Haager Adoptionsübereinkommen: Begriff und Bedeutung

Das Haager Adoptionsübereinkommen ist ein internationales Abkommen aus dem Jahr 1993, das den Schutz von Kindern bei Auslandsadoptionen stärkt und eine verlässliche Zusammenarbeit zwischen Staaten schafft. Es legt gemeinsame Mindeststandards fest, damit Auslandsadoptionen nur im wohlverstandenen Interesse des Kindes erfolgen, unzulässige finanzielle Anreize verhindert werden und die getroffenen Entscheidungen zwischen den Vertragsstaaten anerkannt werden.

Definition und Zielsetzung

Das Übereinkommen regelt die grenzüberschreitende Adoption von Kindern, wenn das Kind seinen gewöhnlichen Aufenthalt in einem anderen Staat hat als die annehmende Person oder das annehmende Paar. Es verfolgt drei Kernziele: den Schutz des Kindes, die Verhinderung von Kindesentführung, -verkauf und -handel sowie die Einrichtung eines Kooperationsrahmens zwischen Staaten, um geordnete Verfahren und gegenseitige Anerkennung zu gewährleisten.

Anwendungsbereich

Erfasst sind Auslandsadoptionen von Kindern unter 18 Jahren, die noch nicht adoptiert sind und ihren gewöhnlichen Aufenthalt in einem Vertragsstaat haben, während die annehmende Person oder das annehmende Paar ihren gewöhnlichen Aufenthalt in einem anderen Vertragsstaat hat. Innerstaatliche Adoptionen ohne Auslandsbezug sowie Adoptionen mit Nichtvertragsstaaten fallen nicht unter das Übereinkommen. Bestimmungen über Staatsangehörigkeit oder Einreise-/Aufenthaltsrecht werden nicht vorgegeben und richten sich nach dem jeweiligen nationalen Recht.

Grundprinzipien

Kindeswohl und Subsidiarität

Leitend ist das Kindeswohl. Dabei gilt der Grundsatz der Subsidiarität: Vorrang haben Lösungen im Herkunftsland des Kindes, etwa Betreuung in der Herkunftsfamilie oder innerstaatliche Adoption. Eine Auslandsadoption kommt in Betracht, wenn geeignete Lösungen im Herkunftsland nicht zur Verfügung stehen.
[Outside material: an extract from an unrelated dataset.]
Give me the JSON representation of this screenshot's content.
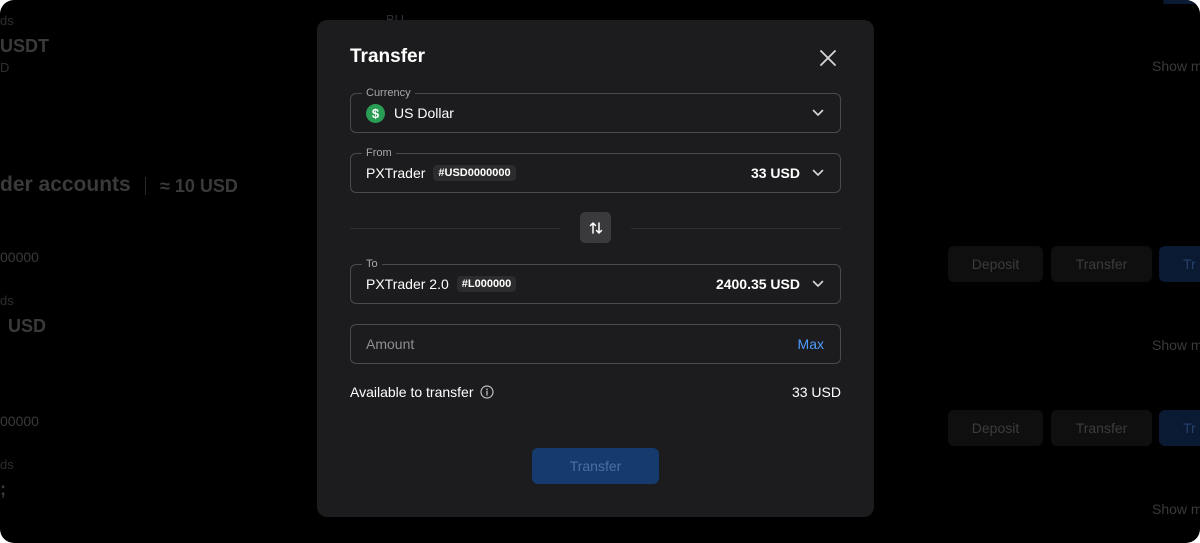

Freiwillige, informierte Zustimmung

Erforderliche Zustimmungen der sorgeberechtigten Personen und – soweit angemessen – des Kindes müssen freiwillig, ohne Gegenleistung und nach Aufklärung über die Folgen erfolgen. Die Abstammung darf nicht verschleiert werden.
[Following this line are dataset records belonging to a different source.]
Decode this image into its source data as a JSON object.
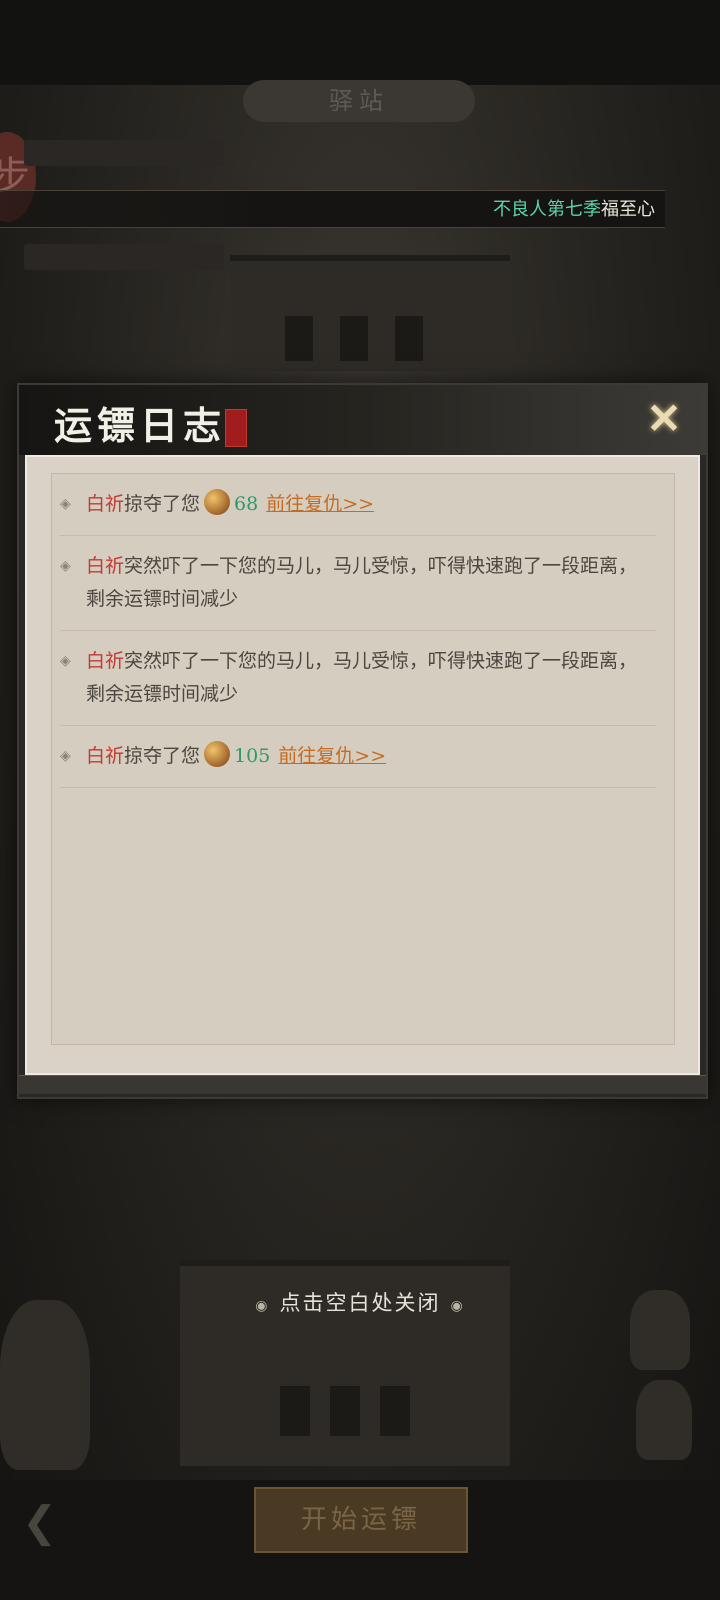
{
  "background": {
    "station_title": "驿站",
    "announcement": {
      "highlight": "不良人第七季",
      "text": "福至心"
    },
    "start_button": "开始运镖"
  },
  "dialog": {
    "title": "运镖日志",
    "logs": [
      {
        "name": "白祈",
        "action": "掠夺了您",
        "amount": "68",
        "revenge": "前往复仇>>"
      },
      {
        "name": "白祈",
        "text": "突然吓了一下您的马儿，马儿受惊，吓得快速跑了一段距离，剩余运镖时间减少"
      },
      {
        "name": "白祈",
        "text": "突然吓了一下您的马儿，马儿受惊，吓得快速跑了一段距离，剩余运镖时间减少"
      },
      {
        "name": "白祈",
        "action": "掠夺了您",
        "amount": "105",
        "revenge": "前往复仇>>"
      }
    ]
  },
  "close_hint": "点击空白处关闭"
}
Transparenz und Verbot unzulässiger Vorteile

Unzulässige finanzielle oder sonstige Vorteile sind untersagt. Zulässig sind nur angemessene, dokumentierte Kosten und Aufwendungen im Zusammenhang mit dem Verfahren.

Geeignetheitsprüfung und Matching

Die Eignung der annehmenden Person oder des annehmenden Paares wird geprüft und bescheinigt. Das Zusammenführen von Kind und annehmender Familie (Matching) erfolgt durch zuständige Stellen nach objektiven, am Kindeswohl ausgerichteten Kriterien.

Institutioneller Rahmen

Zentrale Behörden

Jeder Vertragsstaat benennt eine Zentrale Behörde als Koordinationsstelle. Sie sorgt für den Informationsaustausch, überwacht die Verfahrensschritte, stellt die Zusammenarbeit sicher und achtet auf die Einhaltung der Schutzstandards.

Akkreditierte Stellen

Staaten können zusätzlich anerkannte Vermittlungsstellen zulassen. Diese unterliegen staatlicher Aufsicht, müssen fachlich geeignet sein, transparent arbeiten und dürfen keine unzulässigen finanziellen Vorteile gewähren oder annehmen.
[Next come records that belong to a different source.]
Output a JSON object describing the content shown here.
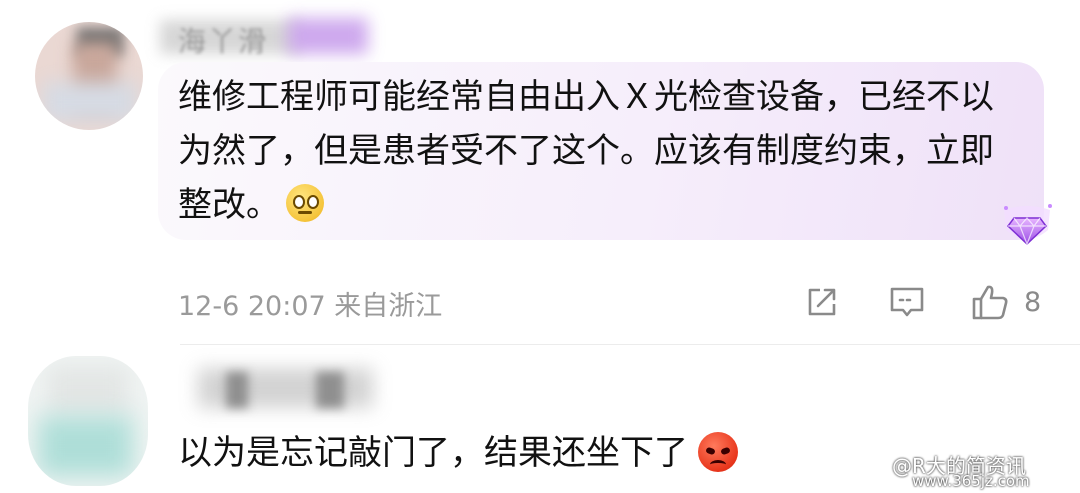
{
  "comments": [
    {
      "username": "海丫滑",
      "text": "维修工程师可能经常自由出入Ｘ光检查设备，已经不以为然了，但是患者受不了这个。应该有制度约束，立即整改。",
      "emoji": "smile-emoji",
      "date": "12-6 20:07",
      "location": "来自浙江",
      "like_count": "8"
    },
    {
      "text": "以为是忘记敲门了，结果还坐下了",
      "emoji": "angry-emoji"
    }
  ],
  "watermark": {
    "line1": "@R大的简资讯",
    "line2": "www.365jz.com"
  },
  "icons": [
    "share-icon",
    "reply-icon",
    "thumbs-up-icon",
    "vip-gem-badge-icon"
  ],
  "colors": {
    "bubble_accent": "#efe1f8",
    "username_badge": "#c9a0ec",
    "meta_text": "#9a9a9a"
  }
}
Zuständigkeiten und Zusammenarbeit

Die Behörden des Herkunftsstaates sind insbesondere für die Feststellung der Adoptionsbedürftigkeit, die Prüfung der Herkunftssituation, das Matching und – je nach nationaler Ordnung – für die Adoptionsentscheidung zuständig. Die Behörden des Aufnahmestaates sind für die Eignungsprüfung der annehmenden Person oder des Paars und für die Anerkennung der Adoption verantwortlich. Beide Seiten stimmen sich eng ab und bestätigen, dass die Voraussetzungen eingehalten wurden.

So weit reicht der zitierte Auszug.